偏差値が下から数えてすぐの県立高校に入った。クラスの男子とは気が合い直ぐに打ち解けグループが出来た。女子はギャル率が高く、ジャックスパ◯ウから魔人◯ウまで多種多様だった。

部活動はサッカー部に入ったが、先輩が全員ゴリラみたいなギャル男だったから辞めた(この時に10年間続けていたサッカーを軽々と引退)。

帰宅部となり、クラスの友達とラーメンを食べ歩いたり、カラオケ行ったり、ゲーセン行ったりなThe王道の高校生活を送り始めた。

  

兄の上京

僕が高校2年生になるタイミングで、2個上の兄が高校を卒業し、上京する事になった。通う専門学校が昔の家から近かった事で、父元の家で面倒を見てもらう事になった。兄とは喧嘩の頻度も高く、当時思春期だった僕は「早く出てけよ」、「これで部屋が自由に使えるぞ〜」なんて思っていた。

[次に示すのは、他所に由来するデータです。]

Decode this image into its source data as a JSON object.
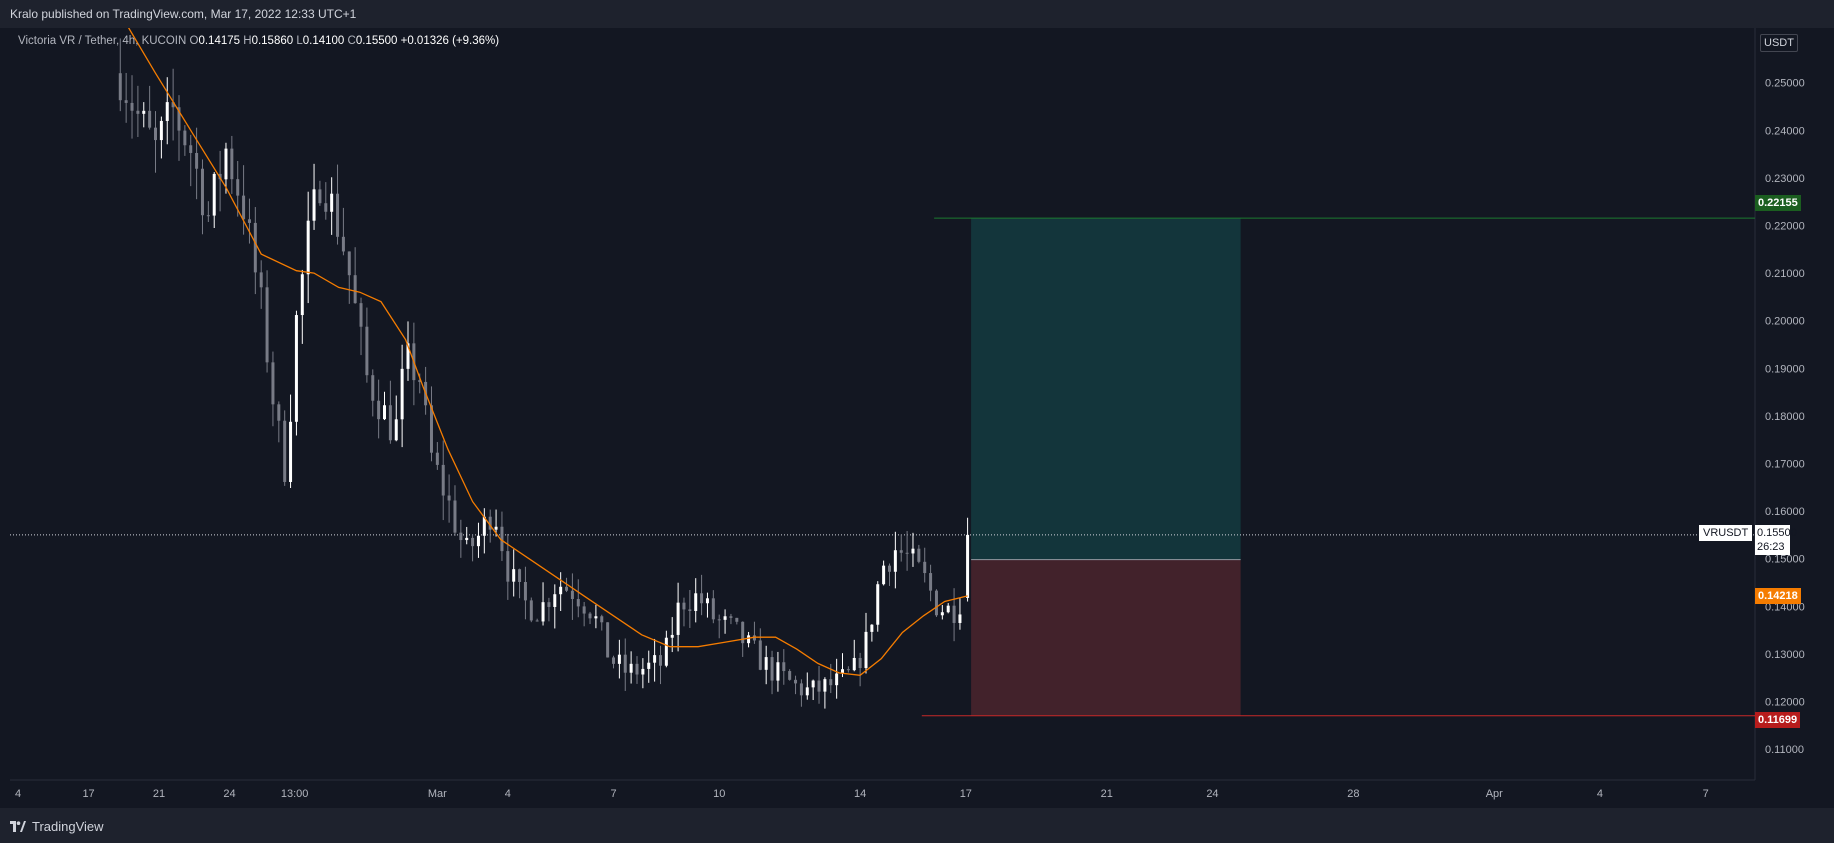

兄が家を出る日がやってきた。16~7年間ずっと一緒に毎日顔を合わせていた兄が、大きな鞄を背負い、家から背を向けた。バス停まで母と、ばあちゃんと、僕の三人で見送りに行った。バスに乗り込み、窓から寂しげな表情を浮かべる兄の姿を見て母は泣いていた。僕も涙を溜め込んだが我慢した。外で泣く事が、人前で泣く事が恥ずかしいと思ったからだ。無情にも時計の針は動き続け、バスが出発した。

暗い面持ちで家へ帰り、何気なく兄の部屋を覗いた。いつもの生活感が漂う空気が無く、物が全て無くなっていた。そこで初めて、あたりまえに毎日一緒だった兄と明日から過ごす事ができない、ケンカする事も、ゲームする事も、どうでもいい話をする事もできないことを実感し、声に出して泣いた。それから数日間、兄貴ロスが続きなんとか落ち着いた。(人間の環境適応能力って凄まじい。)そして、母親と殆ど2人暮らしレベルの状態になった。

 

親不孝者の反抗期

母は片親で仕事をしつつ、片道10kg以上の通学を毎往復、送迎してくれていた。親不孝絶頂期だった。我儘ばかり言い付けて、それでも片親の母がなんでもこなしてくれる事に甘えていた。思い出そうとしても思い出せないような理由でよく言い争いになっていた。ベッドに潜り、拗ねている僕に対抗してくる母の足を一度だけ蹴ってしまった事があった。母は蹴られたショックからか痛みからか、泣いてしまった。その時の自分に対しての不甲斐ない気持ちが今でも忘れられない。

言い争う事も多かったが、仲は良かった。毎日小さい部屋で一緒にテレビを見ながらご飯を食べ、深夜アニメや漫画も布教していた。TSUTAYAで一週間にマンガ30冊は借りていた。当時は楽しく見てくれていたと思っていたが、片親で忙しい中、そんな時間なんてあったのだろうかと。僕と話をする話題を作るために合わせてくれていたんじゃないかと今になって思う。

 

学校では携帯ゲームが流行っていた。

男の9割がDSやPSPを所持していて授業中とか休み時間にマリカーを8人×2チームとかでやっていた。僕はボンバーマンが強かった。DS本体の名前設定を「ボンバーキング」にしていた() 昼休みはがっつりモンハン

移動教室もマルチゲームしながら集団で歩いてて他のクラスにキモがられていた。 通称、ヲタクラス。見た目はチャラそうな奴ばかりなのにギャップがヤバい。深夜アニメも音楽もめちゃくちゃクラスで布教した。オタ友の輪が広がった。さすが若者、順応性が高い() でもミーハー嫌いな性分は続いており、オススメのバンドなんか薦めつつ、友達のメールアドレスが急にそのバンド名のアドレスとかになってると「クソニワカかよwww」なんて煽る事もあった。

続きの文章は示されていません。